1. Helmet. This is the most important piece of armor and the most finicky in terms of straps and padding. A good basic starter helmet should cost about $150-$300 and have a bar grill for the face. Stainless steel is a good idea in this climate though it does drive up the price. If you don't have a particular time period in mind, a "bascinet" is a good functional style to start with. Thickness should be 14 gauge (mild steel) but 16 gauge is ok for stainless. If you specify "munitions" in your search query that will bring the price down.

2. Gambeson. This is the padded jacket you wear under your body and arm armor. You can get some pretty decent ones from EBay for $100 or less. Doesn't need to be super thick. Not required but makes all the other pieces more comfortable.

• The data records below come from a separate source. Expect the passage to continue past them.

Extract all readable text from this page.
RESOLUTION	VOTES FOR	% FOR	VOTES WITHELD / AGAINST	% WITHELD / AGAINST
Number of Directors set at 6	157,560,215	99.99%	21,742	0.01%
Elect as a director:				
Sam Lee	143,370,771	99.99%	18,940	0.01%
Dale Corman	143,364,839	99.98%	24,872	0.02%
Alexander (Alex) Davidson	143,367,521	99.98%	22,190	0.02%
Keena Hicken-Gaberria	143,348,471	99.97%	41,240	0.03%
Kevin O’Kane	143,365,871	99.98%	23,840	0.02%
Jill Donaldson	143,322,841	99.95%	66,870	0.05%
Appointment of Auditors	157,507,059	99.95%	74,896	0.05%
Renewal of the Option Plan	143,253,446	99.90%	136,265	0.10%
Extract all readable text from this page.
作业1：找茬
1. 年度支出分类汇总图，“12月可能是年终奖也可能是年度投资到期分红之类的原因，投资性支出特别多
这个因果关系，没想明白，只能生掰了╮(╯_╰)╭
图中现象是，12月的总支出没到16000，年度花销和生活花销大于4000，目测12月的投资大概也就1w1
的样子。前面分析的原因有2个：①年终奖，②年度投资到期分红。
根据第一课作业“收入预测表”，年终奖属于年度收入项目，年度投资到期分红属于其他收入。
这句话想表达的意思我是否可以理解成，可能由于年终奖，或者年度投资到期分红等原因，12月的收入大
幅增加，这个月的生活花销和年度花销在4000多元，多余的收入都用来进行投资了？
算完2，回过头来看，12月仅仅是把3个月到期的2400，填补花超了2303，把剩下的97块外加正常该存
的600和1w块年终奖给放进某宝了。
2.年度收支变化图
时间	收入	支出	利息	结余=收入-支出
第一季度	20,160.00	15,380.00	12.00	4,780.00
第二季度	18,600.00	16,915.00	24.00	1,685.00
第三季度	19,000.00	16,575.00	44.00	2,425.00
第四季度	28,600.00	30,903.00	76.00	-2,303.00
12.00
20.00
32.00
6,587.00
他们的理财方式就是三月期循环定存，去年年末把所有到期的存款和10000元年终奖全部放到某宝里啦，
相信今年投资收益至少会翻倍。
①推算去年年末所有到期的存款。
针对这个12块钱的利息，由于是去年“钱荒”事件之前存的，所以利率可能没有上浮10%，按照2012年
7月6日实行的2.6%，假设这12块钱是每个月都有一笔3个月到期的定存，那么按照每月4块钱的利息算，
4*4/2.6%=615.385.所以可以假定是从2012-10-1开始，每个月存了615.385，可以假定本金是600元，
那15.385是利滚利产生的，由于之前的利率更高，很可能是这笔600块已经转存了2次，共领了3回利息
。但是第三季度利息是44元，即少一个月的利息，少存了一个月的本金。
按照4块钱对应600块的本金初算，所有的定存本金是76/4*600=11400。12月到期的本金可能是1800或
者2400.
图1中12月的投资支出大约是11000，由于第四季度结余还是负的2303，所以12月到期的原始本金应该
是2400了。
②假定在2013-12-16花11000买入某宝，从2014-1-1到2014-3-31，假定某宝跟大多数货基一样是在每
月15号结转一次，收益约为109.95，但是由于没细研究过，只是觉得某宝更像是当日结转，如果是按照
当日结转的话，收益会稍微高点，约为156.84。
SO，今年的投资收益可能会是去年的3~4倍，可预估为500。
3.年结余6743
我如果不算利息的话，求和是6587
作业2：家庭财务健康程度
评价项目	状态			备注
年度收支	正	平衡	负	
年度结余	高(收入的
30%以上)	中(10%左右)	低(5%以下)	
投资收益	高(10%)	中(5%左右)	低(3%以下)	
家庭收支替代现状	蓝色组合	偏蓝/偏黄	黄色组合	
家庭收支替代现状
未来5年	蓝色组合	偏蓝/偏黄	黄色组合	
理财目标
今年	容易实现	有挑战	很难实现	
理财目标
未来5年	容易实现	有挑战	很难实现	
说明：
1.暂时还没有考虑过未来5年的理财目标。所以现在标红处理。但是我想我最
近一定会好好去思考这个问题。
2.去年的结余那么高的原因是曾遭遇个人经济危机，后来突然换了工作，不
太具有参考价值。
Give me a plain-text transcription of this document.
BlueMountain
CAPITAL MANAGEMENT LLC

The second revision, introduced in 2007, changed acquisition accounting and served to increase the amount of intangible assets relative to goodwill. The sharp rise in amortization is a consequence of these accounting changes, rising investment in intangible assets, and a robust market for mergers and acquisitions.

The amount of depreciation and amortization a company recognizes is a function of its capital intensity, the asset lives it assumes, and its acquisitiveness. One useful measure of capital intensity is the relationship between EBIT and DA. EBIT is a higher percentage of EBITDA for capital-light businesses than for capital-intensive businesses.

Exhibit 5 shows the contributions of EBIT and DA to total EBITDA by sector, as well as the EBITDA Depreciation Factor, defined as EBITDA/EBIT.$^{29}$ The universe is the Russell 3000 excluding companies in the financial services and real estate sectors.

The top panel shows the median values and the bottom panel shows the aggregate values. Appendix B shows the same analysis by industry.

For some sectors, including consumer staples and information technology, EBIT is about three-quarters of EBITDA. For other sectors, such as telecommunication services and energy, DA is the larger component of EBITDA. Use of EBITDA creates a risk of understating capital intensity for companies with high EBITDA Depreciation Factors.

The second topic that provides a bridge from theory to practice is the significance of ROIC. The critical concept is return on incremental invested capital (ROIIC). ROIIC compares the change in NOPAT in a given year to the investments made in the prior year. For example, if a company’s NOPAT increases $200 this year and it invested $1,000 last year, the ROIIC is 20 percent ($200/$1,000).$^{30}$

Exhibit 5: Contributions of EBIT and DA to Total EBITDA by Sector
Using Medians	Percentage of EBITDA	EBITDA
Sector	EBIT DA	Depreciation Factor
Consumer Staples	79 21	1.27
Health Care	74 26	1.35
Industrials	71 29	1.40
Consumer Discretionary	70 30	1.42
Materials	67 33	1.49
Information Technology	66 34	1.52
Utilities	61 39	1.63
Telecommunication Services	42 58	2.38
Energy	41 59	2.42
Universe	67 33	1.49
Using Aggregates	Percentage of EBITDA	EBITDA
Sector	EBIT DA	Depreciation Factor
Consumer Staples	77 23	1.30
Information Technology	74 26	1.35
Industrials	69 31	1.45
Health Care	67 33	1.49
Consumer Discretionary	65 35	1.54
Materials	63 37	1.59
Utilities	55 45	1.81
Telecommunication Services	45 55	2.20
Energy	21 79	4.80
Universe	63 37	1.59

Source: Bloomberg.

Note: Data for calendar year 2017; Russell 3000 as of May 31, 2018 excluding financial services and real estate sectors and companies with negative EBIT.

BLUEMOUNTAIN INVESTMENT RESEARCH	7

3. Legs. You are going to get hit there a lot. I strongly recommend articulated knees because they do a better job distributing force away from the joint. Many people buy articulated knees and then attach their own leather (often with metal or plastic reinforcement) for the thighs. Bokalos armory has some good inexpensive choices http://www.bokalosarmoury.com/elbowsknees.htm Full metal legs are fine too. Covering the upper half of the shin is a good idea. The lower half is unnecessary.

4. Arms. Arms can be tricky because you don't want them to weight you down. All leather is fine if you have enough padding underneath, and a good choice if you're making your own. Articulated metal is good if it's not too heavy - I recommend 18 gauge mild or 20 gauge stainless, or possibly aluminum. Another good choice is an articulated metal elbow with leather forearms and uppers. Again, search for munitions grade to keep the price reasonable. Also, female fighters should make sure to have more than just leather on their forearms due to thinner bones.

5. Neck. The piece that covers your neck is called a "gorget", and any sca-legal gorget should be fine. Leather is ok if it's padded well enough, and leather gorgets are fairly easy t o make. Something with a rigid piece that laps down over the sternum is better than a simple "dog collar" because it will resist being pressed up into your neck. Avoid anything that extends too far out to the side because it will impair your shoulder movement. Having a chainmail or leather drape that hangs off the bottom of your helmet stops most of the neck hits.

6. Hands. The safest and cheapest thing for your hands is a "demi-gauntlet" inside a "basket hilt." The demi covers your wrist, back of hand, and about 1/2 of your thumb. The basket hilt is attached to your sword and covers the rest. There are some very popular molded plastic cup hilts you can buy for under $30 (http://store.fastcommerce.com/icefalcon/hilts-and-misc-items-ff80808117344aab011752db5ac20169-c.html) or lots of metal ones to choose from starting around $45. For your demi I recommend leather or mixed leather and metal.

7. Body and shoulders. These are the easiest pieces to make, and can be done in plastic without looking horrible. You should be able to get all the supplies you need for under $50.